Examining Clayton White's 4-2-5 defensive scheme
South Carolina has its defensive coordinator, and he's bringing a different style of defense to the Gamecocks compared to what fans are used to over the last few seasons.
Clayton White is set to become the team's defensive coordinator, who spent the last four seasons at Western Kentucky specializing in the 4-2-5 defense.
It's something Gamecock fans have seen before with Ellis Johnson, but over the last five years South Carolina's run defenses basing out of the 4-3 or 3-3-5, so a refresher course could be needed. Lucky for you, we have one.
The 4-2-5 defense is a scheme with a base defense that includes four down defensive linemen, two linebackers and five defensive backs.
Typically, in a base defense, the five defensive backs include two corners, two safeties and a rover hybrid safety/outside linebacker, which was referred to as a Spur when Ellis Johnson was at South Carolina running the 4-2-5.
It's dependent on good defensive line back and is designed for players to rely heavily on instincts to diagnose plays. Plus, it has the ability to clog passing lanes with five defensive backs on the field.
Running it, though, could be difficult without the right personnel and, because it's instinct based, could be susceptible to play action or RPO calls.
The biggest issue or drawback to the system is because there are only two linebackers and two high safeties (one at times depending on coverage) it can leave some space in the middle of the field.
Also, only two linebackers on the field, depending on personnel, it could create offensive advantages with underneath routes or in the tight end pass game.
Running the 4-2-5 requires a good nose tackle designed to push a pocket in the middle and cause disruptions and smaller, speedier pass rushers who can get off the edge and get to the quarterback.
The real onus comes on the back end, putting a lot of pressure on the five defensive backs to communicate and cover well. With more space in the box because there are only two linebackers, those are also tasked with a lot in terms of defending the run and the more underneath routes.
Defensive backs, including the Spur (or whatever White wants to call it) need to have coverage skills and be able to move as one unit.
Speaking of the Spur, it is similar to a DIME linebacker with a defensive coordinator able to disguise coverages.
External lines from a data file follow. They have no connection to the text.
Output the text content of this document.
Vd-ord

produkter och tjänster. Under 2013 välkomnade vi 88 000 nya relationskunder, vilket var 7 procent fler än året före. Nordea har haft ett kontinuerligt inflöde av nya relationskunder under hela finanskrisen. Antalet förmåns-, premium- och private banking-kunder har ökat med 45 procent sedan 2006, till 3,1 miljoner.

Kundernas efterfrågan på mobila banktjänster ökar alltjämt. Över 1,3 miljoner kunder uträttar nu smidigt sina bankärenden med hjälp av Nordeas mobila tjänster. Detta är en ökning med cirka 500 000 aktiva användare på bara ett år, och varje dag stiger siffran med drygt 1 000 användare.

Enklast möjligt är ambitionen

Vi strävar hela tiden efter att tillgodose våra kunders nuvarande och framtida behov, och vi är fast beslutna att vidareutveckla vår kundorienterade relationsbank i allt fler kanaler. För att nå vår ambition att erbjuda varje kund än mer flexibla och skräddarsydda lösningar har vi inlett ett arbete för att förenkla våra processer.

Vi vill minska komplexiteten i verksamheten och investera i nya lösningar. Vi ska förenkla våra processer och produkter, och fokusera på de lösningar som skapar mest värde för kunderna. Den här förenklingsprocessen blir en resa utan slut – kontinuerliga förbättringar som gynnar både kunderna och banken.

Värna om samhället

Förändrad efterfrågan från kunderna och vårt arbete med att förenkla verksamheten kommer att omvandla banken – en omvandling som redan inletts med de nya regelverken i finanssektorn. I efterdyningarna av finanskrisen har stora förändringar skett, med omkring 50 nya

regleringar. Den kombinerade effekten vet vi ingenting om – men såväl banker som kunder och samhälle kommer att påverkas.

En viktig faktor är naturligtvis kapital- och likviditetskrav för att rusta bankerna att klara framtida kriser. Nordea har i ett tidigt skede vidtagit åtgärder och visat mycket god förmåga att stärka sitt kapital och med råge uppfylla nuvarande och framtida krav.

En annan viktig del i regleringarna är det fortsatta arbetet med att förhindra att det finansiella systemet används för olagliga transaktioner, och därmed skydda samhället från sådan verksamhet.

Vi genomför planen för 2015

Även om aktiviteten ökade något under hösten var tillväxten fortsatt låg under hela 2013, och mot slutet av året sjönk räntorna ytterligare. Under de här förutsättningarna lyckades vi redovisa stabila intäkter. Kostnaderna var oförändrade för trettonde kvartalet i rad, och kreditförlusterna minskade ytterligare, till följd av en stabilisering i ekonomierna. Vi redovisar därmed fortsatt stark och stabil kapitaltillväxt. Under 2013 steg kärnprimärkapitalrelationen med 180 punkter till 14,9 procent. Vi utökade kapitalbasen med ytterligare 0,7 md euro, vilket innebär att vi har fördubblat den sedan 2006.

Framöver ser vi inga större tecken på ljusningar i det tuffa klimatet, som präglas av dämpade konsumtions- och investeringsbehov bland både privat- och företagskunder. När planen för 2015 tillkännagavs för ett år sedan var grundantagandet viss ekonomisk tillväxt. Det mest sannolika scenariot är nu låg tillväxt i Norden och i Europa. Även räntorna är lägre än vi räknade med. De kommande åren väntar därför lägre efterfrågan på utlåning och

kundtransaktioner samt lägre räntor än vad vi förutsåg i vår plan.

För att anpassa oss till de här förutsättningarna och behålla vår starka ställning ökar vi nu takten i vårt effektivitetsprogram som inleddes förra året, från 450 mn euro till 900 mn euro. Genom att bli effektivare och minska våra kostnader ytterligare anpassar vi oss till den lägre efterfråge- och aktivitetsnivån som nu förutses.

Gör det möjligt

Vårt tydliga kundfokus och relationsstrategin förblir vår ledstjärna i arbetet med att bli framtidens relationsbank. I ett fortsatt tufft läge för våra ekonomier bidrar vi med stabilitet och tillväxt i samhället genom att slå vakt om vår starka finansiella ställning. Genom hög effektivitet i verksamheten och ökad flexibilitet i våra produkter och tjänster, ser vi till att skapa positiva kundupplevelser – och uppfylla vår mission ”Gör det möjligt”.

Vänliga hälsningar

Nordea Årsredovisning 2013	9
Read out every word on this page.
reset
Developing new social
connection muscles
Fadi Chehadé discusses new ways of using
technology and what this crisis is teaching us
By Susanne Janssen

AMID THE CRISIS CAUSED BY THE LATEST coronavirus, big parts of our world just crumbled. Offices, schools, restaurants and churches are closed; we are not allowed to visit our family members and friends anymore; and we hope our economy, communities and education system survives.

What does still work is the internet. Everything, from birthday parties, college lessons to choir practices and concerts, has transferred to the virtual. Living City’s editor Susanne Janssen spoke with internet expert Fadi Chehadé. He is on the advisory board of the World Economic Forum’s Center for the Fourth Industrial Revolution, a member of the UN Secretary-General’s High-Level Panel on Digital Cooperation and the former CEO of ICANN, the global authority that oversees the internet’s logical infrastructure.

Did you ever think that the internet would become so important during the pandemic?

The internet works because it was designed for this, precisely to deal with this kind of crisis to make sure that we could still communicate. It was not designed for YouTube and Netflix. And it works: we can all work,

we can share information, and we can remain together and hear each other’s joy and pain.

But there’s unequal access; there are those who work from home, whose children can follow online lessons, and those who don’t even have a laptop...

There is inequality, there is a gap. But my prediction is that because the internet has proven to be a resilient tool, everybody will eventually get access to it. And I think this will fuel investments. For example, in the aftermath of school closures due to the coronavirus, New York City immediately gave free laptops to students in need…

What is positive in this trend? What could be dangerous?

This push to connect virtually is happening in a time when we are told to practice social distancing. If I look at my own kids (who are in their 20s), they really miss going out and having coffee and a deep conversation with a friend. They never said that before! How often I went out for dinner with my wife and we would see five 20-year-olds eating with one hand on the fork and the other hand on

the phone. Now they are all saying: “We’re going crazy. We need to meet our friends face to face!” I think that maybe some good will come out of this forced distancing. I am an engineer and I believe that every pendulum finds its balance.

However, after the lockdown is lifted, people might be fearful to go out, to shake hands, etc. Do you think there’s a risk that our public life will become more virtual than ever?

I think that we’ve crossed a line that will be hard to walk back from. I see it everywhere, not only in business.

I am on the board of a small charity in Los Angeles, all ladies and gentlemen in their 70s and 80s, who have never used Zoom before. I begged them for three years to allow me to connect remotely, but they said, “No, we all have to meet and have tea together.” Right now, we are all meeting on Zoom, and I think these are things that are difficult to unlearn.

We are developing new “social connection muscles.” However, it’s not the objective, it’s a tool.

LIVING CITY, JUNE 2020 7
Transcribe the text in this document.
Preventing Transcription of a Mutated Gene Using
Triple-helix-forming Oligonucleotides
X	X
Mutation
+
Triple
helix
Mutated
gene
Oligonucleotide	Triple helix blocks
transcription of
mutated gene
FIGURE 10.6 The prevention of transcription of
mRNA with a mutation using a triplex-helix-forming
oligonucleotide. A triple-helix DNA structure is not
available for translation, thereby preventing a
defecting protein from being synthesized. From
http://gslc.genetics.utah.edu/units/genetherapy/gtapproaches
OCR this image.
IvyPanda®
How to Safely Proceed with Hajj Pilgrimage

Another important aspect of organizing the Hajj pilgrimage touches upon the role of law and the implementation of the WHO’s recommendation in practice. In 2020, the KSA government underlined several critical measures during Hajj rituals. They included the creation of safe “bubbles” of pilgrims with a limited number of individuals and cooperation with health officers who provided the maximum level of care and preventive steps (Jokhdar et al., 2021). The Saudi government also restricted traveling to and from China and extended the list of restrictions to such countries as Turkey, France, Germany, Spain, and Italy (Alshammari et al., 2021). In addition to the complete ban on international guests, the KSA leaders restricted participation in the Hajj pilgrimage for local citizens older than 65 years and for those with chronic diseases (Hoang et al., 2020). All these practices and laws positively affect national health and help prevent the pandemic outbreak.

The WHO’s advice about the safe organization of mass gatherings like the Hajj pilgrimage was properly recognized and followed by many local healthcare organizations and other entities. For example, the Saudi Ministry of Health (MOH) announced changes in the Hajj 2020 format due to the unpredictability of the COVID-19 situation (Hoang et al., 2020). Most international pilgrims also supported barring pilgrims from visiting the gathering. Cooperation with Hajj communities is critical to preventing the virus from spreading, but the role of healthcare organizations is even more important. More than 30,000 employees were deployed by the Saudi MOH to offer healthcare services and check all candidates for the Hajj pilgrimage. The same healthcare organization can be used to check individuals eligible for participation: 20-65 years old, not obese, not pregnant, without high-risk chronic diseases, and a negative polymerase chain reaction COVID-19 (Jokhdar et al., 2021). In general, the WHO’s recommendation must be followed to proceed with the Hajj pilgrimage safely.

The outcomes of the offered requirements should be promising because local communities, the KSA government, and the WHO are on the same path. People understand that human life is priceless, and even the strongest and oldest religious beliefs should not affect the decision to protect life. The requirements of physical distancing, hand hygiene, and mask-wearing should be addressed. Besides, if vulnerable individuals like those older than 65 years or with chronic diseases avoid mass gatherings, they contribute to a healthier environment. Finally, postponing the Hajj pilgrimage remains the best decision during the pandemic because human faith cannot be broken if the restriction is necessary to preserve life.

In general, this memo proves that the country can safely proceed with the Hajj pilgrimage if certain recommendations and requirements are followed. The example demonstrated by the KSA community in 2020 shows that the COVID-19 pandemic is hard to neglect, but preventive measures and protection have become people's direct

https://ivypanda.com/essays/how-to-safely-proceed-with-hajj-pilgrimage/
When healthy, Jahmar Brown seems like the prototypical Spur linebacker or defensive back.
So, if Brown were in the game, he could be the Spur and be able to slide down and fill the run in the box—giving the Gamecocks more of a traditional 4-3 look or bounce outside and cover in the middle part of the field in a Cover 3 or quarters system and the Gamecocks not have to change personnel.
That leads to a bigger point: do the Gamecocks have the personnel to run this kind of system?
The Gamecocks absolutely have the two edge rushers to run it with Aaron Sterling still on the roster and an incredibly productive player, when healthy, over the last four years.
Having him opposite first-team All-SEC defensive end JJ Enagbare gives South Carolina some building blocks on the defensive line. Also, five-star Jordan Burch had a solid freshman season and will factor in as well.
Losing Keir Thomas in the middle still hurts the Gamecocks from a depth and experience perspective. The Gamecocks are still undersized in the middle but have talent with five-star Zacch Pickens and Jabari Ellis on the roster now.
Linebacker numbers are thin, but the Gamecocks just picked up commitments from transfer Debo Williams and freshman Kolbe Fields.
Brown seems tailor-made to play the Spur position but outside of that the Gamecocks have some questions after losing at least three starters since Will Muschamp's firing in Jaycee Horn, Israel Mukuamu and Jammie Robinson.
Rotation player Shilo Sanders also transferred.
The Gamecocks have picked up two defensive backs since Beamer took over in Isaiah Norris and David Spaulding to help back there.
Time will tell on how good White's defenses will be at South Carolina, but he's had a large amount of success in his time at Western Kentucky.
In four seasons with the Hilltoppers, his defenses have posted an overall PFF grade of over 80 in three of his four years and coverages grades above 85 in all four seasons.
His pass rush grades haven't been high — none over 70 in four seasons — but the Hilltoppers have been solid in rush defense and a really good tackling team during his tenure.